The stablecoin crackdown began
Nearly 50% of all Bitcoin trades are executed using Tether, which today is the most structurally critical stablecoin in the industry. Approximately $100 billion in Tether trade volume happens every day across dozens of exchanges and throughout 2021 regulators finally started paying attention, especially in the United States. The biggest focus was on the controversial makeup of Tether's reserves, although Circle's USDC also faced scrutiny.
The China ban threatens exchanges
In September, China officially banned all cryptocurrency transactions following a soft ban in May, sending waves throughout the industry. All Bitcoin miners were forced to close shop and exchanges had to completely vacate the country. Binance, Okex, FTX and Huobi have historically catered for an Asian user-base, and the ban sent their exchange-issued tokens plummeting. Exchange tokens have mostly recovered and are still in-the-green for 2021, although the full effects of the ban are likely not to be felt for some time.
The first U.S. Bitcoin ETF was approved
The approval of the first Bitcoin ETF in the United States was a historic milestone for the cryptocurrency industry nearly a decade in the making. The ProShares BITO ETF — which tracks Bitcoin futures trading on the Chicago Mercantile Exchange — garnered more than $1 billion in trade volume on the first two days of trading and nearly maxed out the contract purchasing limit CME imposes for a single entity. Two other ETFs launched in succession, although ProShare's continues to benefit from first-mover advantage as measured by NAV. Canada was the first country to approve a Bitcoin spot ETF earlier in the year, which remain the most popular investment vehicles.
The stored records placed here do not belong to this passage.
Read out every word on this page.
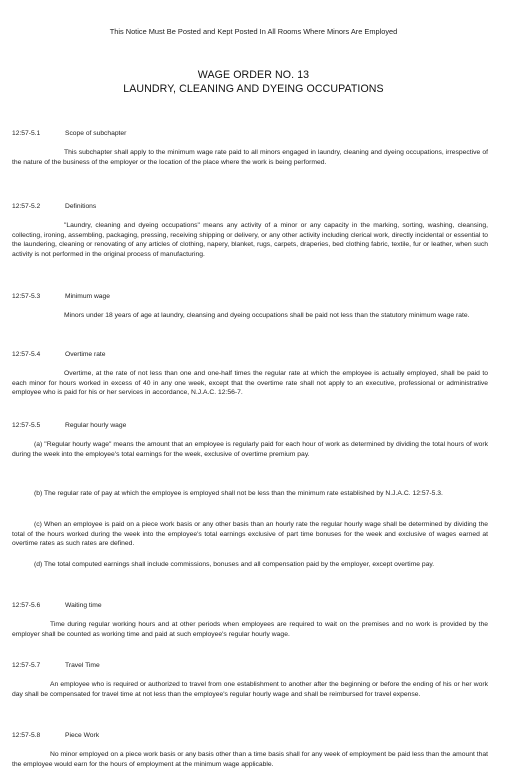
This Notice Must Be Posted and Kept Posted In All Rooms Where Minors Are Employed
WAGE ORDER NO. 13
LAUNDRY, CLEANING AND DYEING OCCUPATIONS
12:57-5.1	Scope of subchapter
This subchapter shall apply to the minimum wage rate paid to all minors engaged in laundry, cleaning and dyeing occupations, irrespective of the nature of the business of the employer or the location of the place where the work is being performed.
12:57-5.2	Definitions
"Laundry, cleaning and dyeing occupations" means any activity of a minor or any capacity in the marking, sorting, washing, cleansing, collecting, ironing, assembling, packaging, pressing, receiving shipping or delivery, or any other activity including clerical work, directly incidental or essential to the laundering, cleaning or renovating of any articles of clothing, napery, blanket, rugs, carpets, draperies, bed clothing fabric, textile, fur or leather, when such activity is not performed in the original process of manufacturing.
12:57-5.3	Minimum wage
Minors under 18 years of age at laundry, cleansing and dyeing occupations shall be paid not less than the statutory minimum wage rate.
12:57-5.4	Overtime rate
Overtime, at the rate of not less than one and one-half times the regular rate at which the employee is actually employed, shall be paid to each minor for hours worked in excess of 40 in any one week, except that the overtime rate shall not apply to an executive, professional or administrative employee who is paid for his or her services in accordance, N.J.A.C. 12:56-7.
12:57-5.5	Regular hourly wage
(a) "Regular hourly wage" means the amount that an employee is regularly paid for each hour of work as determined by dividing the total hours of work during the week into the employee's total earnings for the week, exclusive of overtime premium pay.
(b) The regular rate of pay at which the employee is employed shall not be less than the minimum rate established by N.J.A.C. 12:57-5.3.
(c) When an employee is paid on a piece work basis or any other basis than an hourly rate the regular hourly wage shall be determined by dividing the total of the hours worked during the week into the employee's total earnings exclusive of part time bonuses for the week and exclusive of wages earned at overtime rates as such rates are defined.
(d) The total computed earnings shall include commissions, bonuses and all compensation paid by the employer, except overtime pay.
12:57-5.6	Waiting time
Time during regular working hours and at other periods when employees are required to wait on the premises and no work is provided by the employer shall be counted as working time and paid at such employee's regular hourly wage.
12:57-5.7	Travel Time
An employee who is required or authorized to travel from one establishment to another after the beginning or before the ending of his or her work day shall be compensated for travel time at not less than the employee's regular hourly wage and shall be reimbursed for travel expense.
12:57-5.8	Piece Work
No minor employed on a piece work basis or any basis other than a time basis shall for any week of employment be paid less than the amount that the employee would earn for the hours of employment at the minimum wage applicable.
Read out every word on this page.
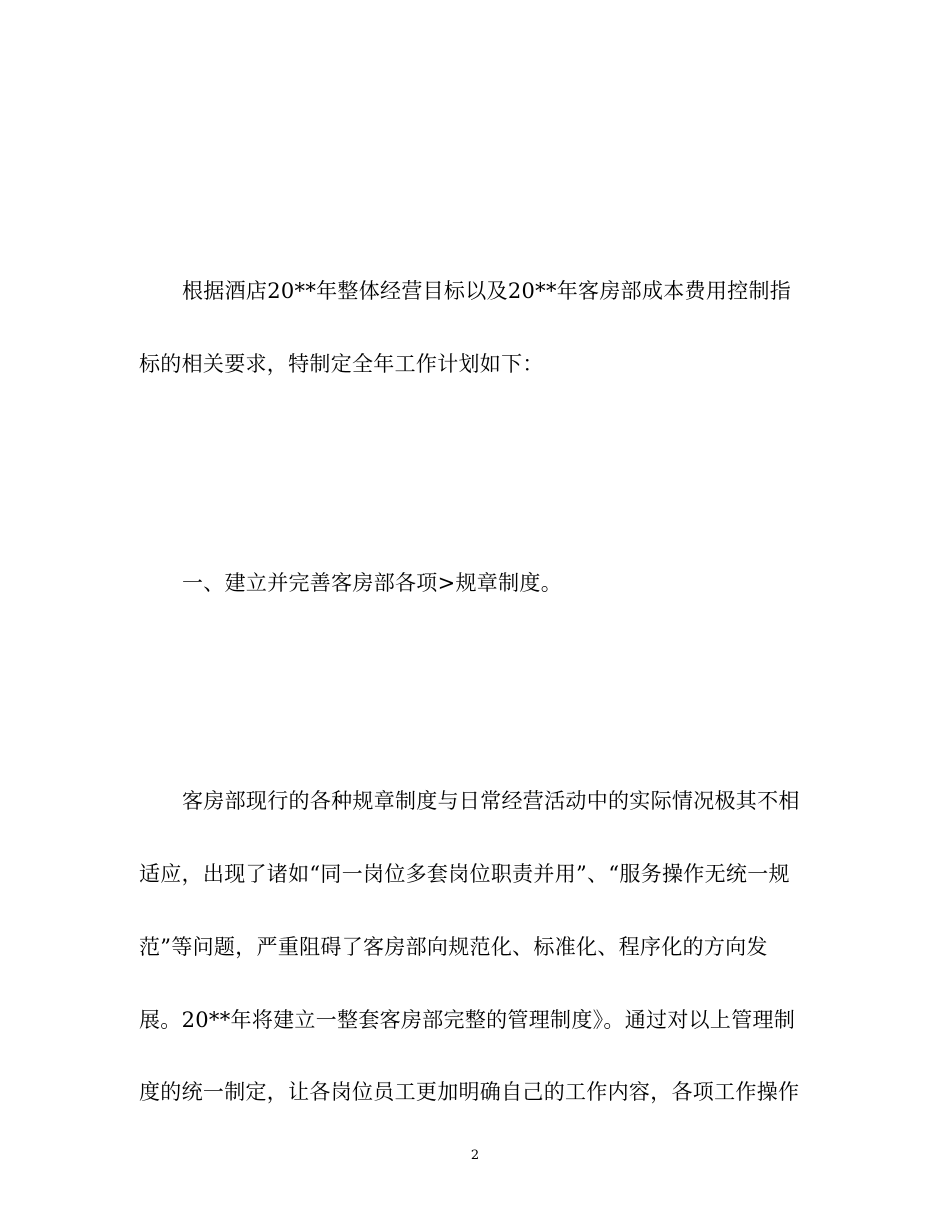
根据酒店20**年整体经营目标以及20**年客房部成本费用控制指
标的相关要求，特制定全年工作计划如下：
一、建立并完善客房部各项>规章制度。
客房部现行的各种规章制度与日常经营活动中的实际情况极其不相
适应，出现了诸如“同一岗位多套岗位职责并用”、“服务操作无统一规
范”等问题，严重阻碍了客房部向规范化、标准化、程序化的方向发
展。20**年将建立一整套客房部完整的管理制度》。通过对以上管理制
度的统一制定，让各岗位员工更加明确自己的工作内容，各项工作操作
2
Inflation is on a global rampage
Inflation is no longer transitory. Around the world, prices are rising rapidly caused by a combination of supply bottlenecks, pandemic-era monetary policy, and a rebound in demand. This has inevitable effects on global financial markets, including cryptocurrencies, which are often treated as risk-off assets despite their inflation-hedge narrative. The early months of 2022 will be crucial for understanding how Bitcoin reacts to contractionary macro conditions.
The U.S. Dollar is up
Throughout 2020, Bitcoin and the U.S. Dollar held a strong inverse correlation. The pandemic-induced economic crisis and subsequent monetary stimulus caused the DXY (USD Index) to plummet as Bitcoin soared to new all time highs. In 2021, this correlation largely dissipated until recently, with the Dollar making strong gains while Bitcoin has taken a bearish turn. A rising dollar can put pressure on riskier assets such as crypto and emerging market currencies, which is why the trend could serve as an indicator for market sentiment.
Currency crises drive crypto adoption
Even in 2021, countries still suffer currency crises caused by bad monetary policy. What we see happening in Turkey today has happened time and time again and is perhaps one of the best arguments for decentralized cryptocurrencies resistant to manipulation. Turkey's Lira (TRY) has depreciated to historic lows and inflation is raging, causing BTC-TRY volumes to surge to all time highs as investors seek any safe haven to avoid devastating losses.
Crypto still has the best returns
Despite December's bearish turn, crypto assets still have by far the best returns when compared to traditional financial assets. Ethereum is this year's winner, up 440%, compared to Bitcoin's relatively paltry +60% returns. Gold fared worst, posting negative returns despite global inflation concerns. By traditional standards, equities still had a stellar performance, breaking numerous all time highs along the way.